Satellitenbilder: Iran baut Militäranlage auf
Satellitenbilder zeigen Hinweise auf Reparaturen an einer iranischen Militärforschungsanlage.

Das Wichtigste in Kürze
- Satellitenbilder zeigen Betonmischer an der beschädigten Anlage in Partschin.
- Forscher sehen dort dauerhafte Reparaturen statt blosser Aufräumarbeiten.
- Auch an anderen Atomstandorten meldet CNN neue Bau- und Tunnelaktivität.
Satellitenbilder legen Forschern zufolge die Vermutung nahe, dass der Iran eine bekannte Militärforschungsanlage wieder aufbaut.
Entsprechende Aktivitäten seien in den vergangenen Wochen etwa an dem Militärkomplex in Partschins zu sehen gewesen. Das berichtet das auf Nuklearthemen spezialisierte Institute for Science and International Security.
Den Forschern zufolge war die Anlage zu Beginn des Krieges mehrfach getroffen worden.
Nachdem Satellitenbilder anfangs Aufräumarbeiten zeigten, mehrten sich demnach in den vergangenen Wochen Hinweise auf dauerhafte Reparaturen.
Dazu zählen mehrere Betonmischer und andere Vorrichtungen, um die Einschlaglöcher dauerhaft zu versiegeln. Der sogenannte Taleghan-Komplex hat in der Vergangenheit immer wieder zu Spekulationen geführt.
An Atomwaffen geforscht
Laut der Internationalen Atomenergiebehörde wurde dort bis 2003 an Technologien gearbeitet, die für Atomwaffen relevant sein könnten. Dies im Rahmen des iranischen Amad-Programms.
Dabei sollen Tests mit starken Sprengstoffen erfolgt sein, um die Implosion eines nuklearen Sprengkopfs zu simulieren. Iran bestreitet die Existenz des Programms.
Zur Verfügung gestellt wurden die Satellitenbilder vom Sender CNN, Der sie in Zusammenarbeit mit dem Institut auch selbst analysierte.
Bei der nach Einschätzung der Internationalen Atomenergiebehörde (IAEA) wichtigsten Lagerstätte für Uran, Isfahan, gebe es hingegen keine verdächtige Aktivität. Das berichtete CNN. Gleiches gelte für Natans und Fordo.
Die drei Anlagen waren bereits im Sommer vergangenen Jahres von den USA bombardiert worden. US-Präsident Donald Trump hatte mehrfach betont, seine Regierung überwache die Standorte seither akribisch.
Reparaturen wohl auch an weiteren Anlagen
Hinweise auf Reparaturen gibt es laut CNN noch an weiteren Anlagen. Diese sollen mit der mutmasslichen Entwicklung von Atomwaffen und ballistischen Raketen in Zusammenhang stehen.

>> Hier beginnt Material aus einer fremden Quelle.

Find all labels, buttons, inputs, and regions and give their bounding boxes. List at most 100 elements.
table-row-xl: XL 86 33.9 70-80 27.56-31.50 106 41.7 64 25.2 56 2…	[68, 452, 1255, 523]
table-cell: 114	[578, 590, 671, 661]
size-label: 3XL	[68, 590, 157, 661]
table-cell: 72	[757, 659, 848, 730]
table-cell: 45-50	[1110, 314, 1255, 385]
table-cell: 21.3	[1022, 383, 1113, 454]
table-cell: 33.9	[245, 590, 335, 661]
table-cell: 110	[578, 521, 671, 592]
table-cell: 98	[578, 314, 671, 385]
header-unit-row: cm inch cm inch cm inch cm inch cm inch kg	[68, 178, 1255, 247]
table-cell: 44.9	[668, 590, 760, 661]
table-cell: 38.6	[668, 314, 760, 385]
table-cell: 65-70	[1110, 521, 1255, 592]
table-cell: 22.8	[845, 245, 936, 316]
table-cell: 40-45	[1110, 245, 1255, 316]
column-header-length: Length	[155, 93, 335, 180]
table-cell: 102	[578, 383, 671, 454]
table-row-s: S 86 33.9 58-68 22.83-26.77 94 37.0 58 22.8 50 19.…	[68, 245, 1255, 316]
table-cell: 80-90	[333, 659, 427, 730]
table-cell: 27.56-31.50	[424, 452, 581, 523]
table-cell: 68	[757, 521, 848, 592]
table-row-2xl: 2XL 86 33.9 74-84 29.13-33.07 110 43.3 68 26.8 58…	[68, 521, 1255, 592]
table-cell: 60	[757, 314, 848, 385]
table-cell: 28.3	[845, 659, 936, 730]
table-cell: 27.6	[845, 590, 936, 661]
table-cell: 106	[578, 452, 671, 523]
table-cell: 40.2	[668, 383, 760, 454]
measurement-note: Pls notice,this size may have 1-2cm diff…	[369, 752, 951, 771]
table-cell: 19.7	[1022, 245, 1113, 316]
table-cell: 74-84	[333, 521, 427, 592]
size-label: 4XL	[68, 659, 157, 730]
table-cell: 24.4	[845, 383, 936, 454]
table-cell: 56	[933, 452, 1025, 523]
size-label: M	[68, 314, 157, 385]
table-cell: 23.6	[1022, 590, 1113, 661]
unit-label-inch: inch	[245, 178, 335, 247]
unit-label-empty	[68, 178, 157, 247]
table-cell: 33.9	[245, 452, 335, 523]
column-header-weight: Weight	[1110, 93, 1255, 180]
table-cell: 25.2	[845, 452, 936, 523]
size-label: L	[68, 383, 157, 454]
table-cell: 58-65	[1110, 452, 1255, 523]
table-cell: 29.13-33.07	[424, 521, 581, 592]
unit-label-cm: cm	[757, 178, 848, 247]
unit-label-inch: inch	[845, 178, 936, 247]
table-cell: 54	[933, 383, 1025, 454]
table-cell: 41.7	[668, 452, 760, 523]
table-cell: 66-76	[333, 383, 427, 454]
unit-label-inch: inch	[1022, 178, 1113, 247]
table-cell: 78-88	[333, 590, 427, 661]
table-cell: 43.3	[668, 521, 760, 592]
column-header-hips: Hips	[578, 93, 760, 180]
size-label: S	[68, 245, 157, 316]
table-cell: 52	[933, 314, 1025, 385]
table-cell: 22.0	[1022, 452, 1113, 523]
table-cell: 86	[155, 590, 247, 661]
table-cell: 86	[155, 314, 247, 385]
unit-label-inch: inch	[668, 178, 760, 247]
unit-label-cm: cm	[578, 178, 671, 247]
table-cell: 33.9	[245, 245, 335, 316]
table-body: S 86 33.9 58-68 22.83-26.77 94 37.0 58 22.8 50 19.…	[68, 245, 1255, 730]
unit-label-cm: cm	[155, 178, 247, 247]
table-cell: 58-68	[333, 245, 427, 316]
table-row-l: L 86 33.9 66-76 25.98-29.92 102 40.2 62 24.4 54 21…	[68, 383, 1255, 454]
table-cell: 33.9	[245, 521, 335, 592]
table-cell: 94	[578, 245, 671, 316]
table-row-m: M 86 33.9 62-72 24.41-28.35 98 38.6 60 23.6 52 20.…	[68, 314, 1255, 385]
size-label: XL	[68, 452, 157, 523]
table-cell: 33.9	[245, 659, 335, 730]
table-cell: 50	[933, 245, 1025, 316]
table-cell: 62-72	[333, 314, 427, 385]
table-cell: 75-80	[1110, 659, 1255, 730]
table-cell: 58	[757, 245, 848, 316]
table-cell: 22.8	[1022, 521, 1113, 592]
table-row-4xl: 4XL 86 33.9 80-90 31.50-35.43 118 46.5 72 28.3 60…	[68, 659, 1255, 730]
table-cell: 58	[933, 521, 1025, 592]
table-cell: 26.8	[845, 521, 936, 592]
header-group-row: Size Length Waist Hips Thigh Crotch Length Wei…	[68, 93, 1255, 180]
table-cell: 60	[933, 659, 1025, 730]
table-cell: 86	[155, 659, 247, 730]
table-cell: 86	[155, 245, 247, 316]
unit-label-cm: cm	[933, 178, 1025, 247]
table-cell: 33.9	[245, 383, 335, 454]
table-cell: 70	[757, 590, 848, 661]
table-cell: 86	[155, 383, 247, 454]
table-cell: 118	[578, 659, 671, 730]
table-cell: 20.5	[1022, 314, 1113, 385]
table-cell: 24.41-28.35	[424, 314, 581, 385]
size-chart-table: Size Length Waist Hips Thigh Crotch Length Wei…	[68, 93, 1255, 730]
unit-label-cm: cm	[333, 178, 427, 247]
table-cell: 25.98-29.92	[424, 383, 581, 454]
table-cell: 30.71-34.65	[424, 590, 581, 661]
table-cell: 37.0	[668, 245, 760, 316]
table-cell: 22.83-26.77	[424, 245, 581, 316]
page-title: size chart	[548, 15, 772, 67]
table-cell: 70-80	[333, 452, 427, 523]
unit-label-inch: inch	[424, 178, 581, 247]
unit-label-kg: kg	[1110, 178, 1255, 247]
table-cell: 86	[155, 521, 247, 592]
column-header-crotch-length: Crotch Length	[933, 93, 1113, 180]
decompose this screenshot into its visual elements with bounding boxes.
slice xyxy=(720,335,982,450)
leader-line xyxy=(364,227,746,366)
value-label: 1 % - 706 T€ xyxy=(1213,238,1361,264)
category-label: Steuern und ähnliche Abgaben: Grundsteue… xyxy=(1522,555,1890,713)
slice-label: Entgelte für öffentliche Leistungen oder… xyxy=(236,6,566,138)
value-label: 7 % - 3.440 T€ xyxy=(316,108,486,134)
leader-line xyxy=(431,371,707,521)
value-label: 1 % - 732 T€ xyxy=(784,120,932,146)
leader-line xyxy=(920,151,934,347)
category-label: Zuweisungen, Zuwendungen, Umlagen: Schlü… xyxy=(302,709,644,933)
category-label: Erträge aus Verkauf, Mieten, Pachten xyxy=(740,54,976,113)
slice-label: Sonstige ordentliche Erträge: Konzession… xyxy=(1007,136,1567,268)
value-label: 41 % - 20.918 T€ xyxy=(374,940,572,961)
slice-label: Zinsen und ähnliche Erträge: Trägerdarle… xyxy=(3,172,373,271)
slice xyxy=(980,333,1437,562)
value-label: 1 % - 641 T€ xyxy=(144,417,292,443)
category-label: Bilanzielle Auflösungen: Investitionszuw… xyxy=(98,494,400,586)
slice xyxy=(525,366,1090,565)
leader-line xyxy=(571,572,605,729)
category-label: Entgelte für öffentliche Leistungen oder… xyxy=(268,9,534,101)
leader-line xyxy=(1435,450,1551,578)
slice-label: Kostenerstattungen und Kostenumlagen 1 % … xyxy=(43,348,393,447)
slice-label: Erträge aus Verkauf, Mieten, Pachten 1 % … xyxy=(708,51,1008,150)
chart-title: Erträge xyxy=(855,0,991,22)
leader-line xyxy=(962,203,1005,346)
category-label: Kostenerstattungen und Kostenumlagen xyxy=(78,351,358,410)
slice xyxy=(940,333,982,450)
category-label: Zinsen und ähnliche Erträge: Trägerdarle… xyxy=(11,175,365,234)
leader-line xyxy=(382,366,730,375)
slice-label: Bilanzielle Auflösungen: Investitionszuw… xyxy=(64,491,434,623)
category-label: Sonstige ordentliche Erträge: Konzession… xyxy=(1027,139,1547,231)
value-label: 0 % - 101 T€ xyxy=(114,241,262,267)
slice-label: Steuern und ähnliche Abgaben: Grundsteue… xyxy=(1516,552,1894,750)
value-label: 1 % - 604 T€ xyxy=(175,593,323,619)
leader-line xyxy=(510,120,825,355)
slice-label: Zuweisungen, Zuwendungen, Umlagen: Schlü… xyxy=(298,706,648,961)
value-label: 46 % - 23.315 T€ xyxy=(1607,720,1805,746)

Dazu zähle die Einrichtung in Pickaxe Mountain, in der tief unter der Erde an den nuklearen Fähigkeiten gearbeitet werden soll.
In den vergangenen Wochen war demnach zu sehen, wie mehrere Lkw in die Tunnel hinein und wieder heraus fuhren.
Iran verpflichtet sich zu Status quo
Teheran hatte sich verpflichtet, bei seinem Nuklearprogramm den «Status quo» zu halten. Dies in einem Rahmenabkommen mit den USA für ein Ende des Krieges.
Zudem verpflichtete sich der Iran, auf die Entwicklung von Atomwaffen zu verzichten. Irans Regierung selbst bestreitet, nach Atomwaffen zu streben.